Thank you. Ladies and gentlemen, the floor is now open for questions. If you would like to ask a question, please press star 1 on your telephone keypad at this time. A confirmation tone will indicate your line is in the question queue. You may press star two if you would like to remove your question from the queue. For participants using speaker equipment, it may be necessary to pick up the handset before pressing the star keys. Again, that is star one to register a question at this time. Today's first question is coming from Hal Goethes of the Riley Securities. Please go ahead.

speaker
Hal Goethes

Good morning, guys. Hey, Matt, could you just refresh us? I know you mentioned it, but the contract term length for a Goldman, I think you gave two different years.
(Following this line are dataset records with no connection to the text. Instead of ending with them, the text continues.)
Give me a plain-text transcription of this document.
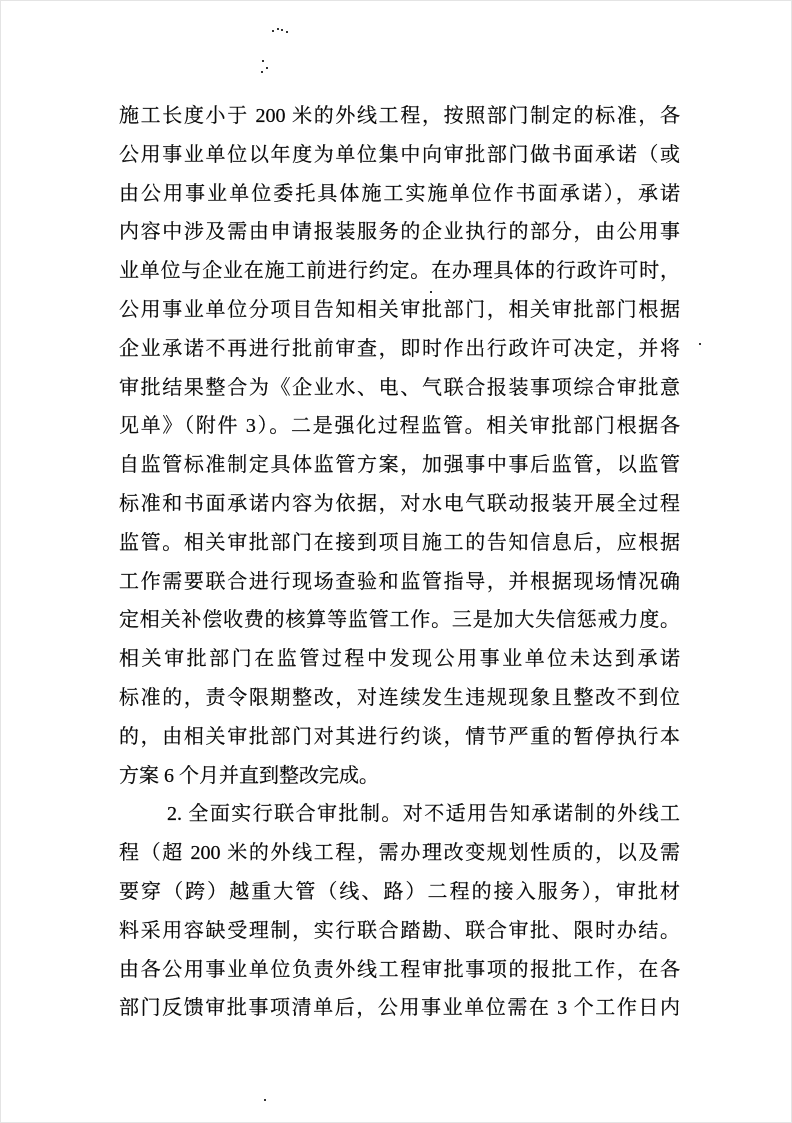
施工长度小于 200 米的外线工程，按照部门制定的标准，各
公用事业单位以年度为单位集中向审批部门做书面承诺（或
由公用事业单位委托具体施工实施单位作书面承诺），承诺
内容中涉及需由申请报装服务的企业执行的部分，由公用事
业单位与企业在施工前进行约定。在办理具体的行政许可时，
公用事业单位分项目告知相关审批部门，相关审批部门根据
企业承诺不再进行批前审查，即时作出行政许可决定，并将
审批结果整合为《企业水、电、气联合报装事项综合审批意
见单》（附件 3）。二是强化过程监管。相关审批部门根据各
自监管标准制定具体监管方案，加强事中事后监管，以监管
标准和书面承诺内容为依据，对水电气联动报装开展全过程
监管。相关审批部门在接到项目施工的告知信息后，应根据
工作需要联合进行现场查验和监管指导，并根据现场情况确
定相关补偿收费的核算等监管工作。三是加大失信惩戒力度。
相关审批部门在监管过程中发现公用事业单位未达到承诺
标准的，责令限期整改，对连续发生违规现象且整改不到位
的，由相关审批部门对其进行约谈，情节严重的暂停执行本
方案 6 个月并直到整改完成。
2. 全面实行联合审批制。对不适用告知承诺制的外线工
程（超 200 米的外线工程，需办理改变规划性质的，以及需
要穿（跨）越重大管（线、路）二程的接入服务），审批材
料采用容缺受理制，实行联合踏勘、联合审批、限时办结。
由各公用事业单位负责外线工程审批事项的报批工作，在各
部门反馈审批事项清单后，公用事业单位需在 3 个工作日内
Could you just go over that again? And Leland, for you, could you discuss maybe what the banking crisis might have had an impact on just programs and the pace of movement of programs in 2023 and how that's shaping up right now? Thanks. Sure.

speaker
Matt White

Yeah, so there's two contracts that we renewed back in July, effective July 1st, 2023. One was for managed services, and that's running the software, and that goes through professional services. That's through June 30th, 2025, at a million dollars a month run rate, subject to CPI increases after 12 months. And the other was the maintenance contract that, again, was extended on July 1st. Twenty twenty three through June thirty of twenty twenty six.

speaker
Leland Strange

Okay, so it's the second question on the banking crisis. I think we're finally getting back to somewhat normal. There was a period of uncertainty where nobody wanted to do anything. I'm sensing now that that's slowly going away. I think the there's still a regular regulatory overhang. in the sense that the regulators are looking hard at fintechs, they're looking hard at any card program that deviates from the standard, but the good side from our view and for our future is I believe things are normalizing, and unless something else happens that we can't foresee at this point, I would expect by the middle of the end of the year, everything to be back like it was three to four years ago, and folks will be looking for the best way to process their program, they'll be looking for growth again.

speaker
Hal Goethes

Okay. Terrific. And one follow-up from me on growth, spending, and then share buybacks. I mean, you have a really rich, healthy balance sheet for a small company. You mentioned they bought back stock in Q4. You mentioned investment for growth, but can you kind of like Give us your thoughts on how that would break out in 2024, like how much you might allocate to a buyback. Is it opportunistic? And then how much maybe is capital spending for the year?

speaker
Leland Strange

Well, obviously how much we would allocate, but we'll depend partly on what, what happens to the share price. But we're likely to be aggressive. We're likely to be aggressive with these share prices, given what we see in the future, given the folks who we're talking to and given how we look at our outlook. So, That's probably the best guidance I could give. Don't you think, Matt?

speaker
Matt White

Yeah, we've got plenty of room left on our current authorization, over $14 million remaining. So we won't be able to use all that in one year. So there's plenty of runway there. And then on the CapEx, it's probably between $5 to $6 million capital spending. Some of that goes towards the new platform, and some of that is continued investment in equipment for our current platform.

speaker
Leland Strange

We're in really good shape with both cash flow, even with the spending of the new platform and the increased spending for business development. And we frankly discussed at the board, we discussed even making a buyback or authorization higher. We decided we don't need to right now because we're limited in how much we can buy on any one day, given the rules. But we will be back. Okay, terrific.

speaker
Hal Goethes

I'll get back in the queue next.

speaker
Leland Strange

Thanks, Al.

speaker
Operator

Thank you. That brings us to the end of today's question and answer session. We would like to thank everyone for their participation and interest in COREcard. This does conclude today's event. You may disconnect your lines at this time or log off the webcast and enjoy the rest of your day.